Recipe Notes: Chocolate Chunk Oatmeal Cookies with Pecans and Dried Cherries

17 September 2018

Recipe from The Perfect Cookie, America's Test Kitchen, 2017, p. 33


What additions can you make to an oatmeal cookie? Chocolate chips, for sure. Raisins are common. How about nuts? We've probably all had oatmeal cookies with one or even two of these addends, but never all three. That's what this recipe is all about, loading up a basic oatmeal cookie with lots of flavorful ingredients. Will it be too little, too much, or just right?


The recipe specified pecans, dried sour cherries, and chopped bittersweet chocolate for the additions. I used walnuts, because I had them on hand and they were mentioned in the recipe as an alternate to pecans. I used dried cherries because that's what I found at the supermarket.
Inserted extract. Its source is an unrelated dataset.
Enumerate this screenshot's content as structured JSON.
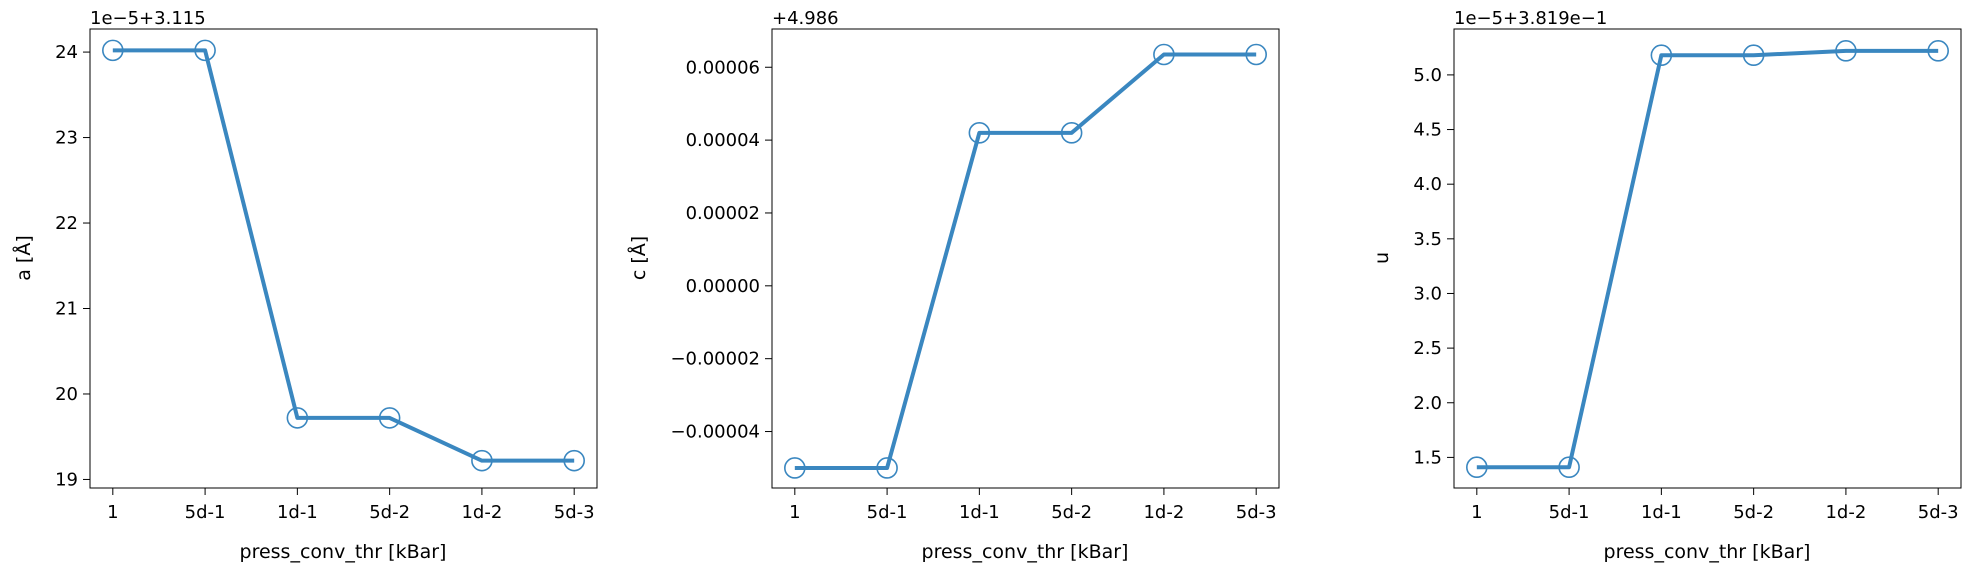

The bag didn't say sour, it just said cherries and they weren't very sour; the recipe suggests dried cranberries and these would be worth trying. I used chopped bittersweet chocolate, as specified. The procedure for making the dough was standard: the dry ingredients (flour, baking soda, baking powder, and salt) were whisked together in a bowl. The nuts, dried fruit, and chocolate were roughly chopped and mixed with rolled oats. Softened butter and brown sugar were beaten together in a stand mixer. An egg and vanilla extract were beaten into the sugar mixture. The dry ingredients were stirred in followed by the oat mixture. Using a #24 disher (smaller than what the recipe suggested, #16 or #20 would probably have been better) resulted in 19 cookies which were baked for 18 minutes for the first batch and 16 minutes for the second. Total time to make these cookies was 100 minutes.


I enjoyed these cookies. The mixture of the earthy nuts and oats with the bittersweet chocolate and sour-ish cherries was great. I didn't think there were too many extras added to the cookies, the ratio of cookie to additions was fine. However, the cookies were more crispy than chewy. This was my fault for over-baking them and making them a little too small, faults easily corrected, They taste good and are enjoyable, and with a little more attention to the details of baking should be just right.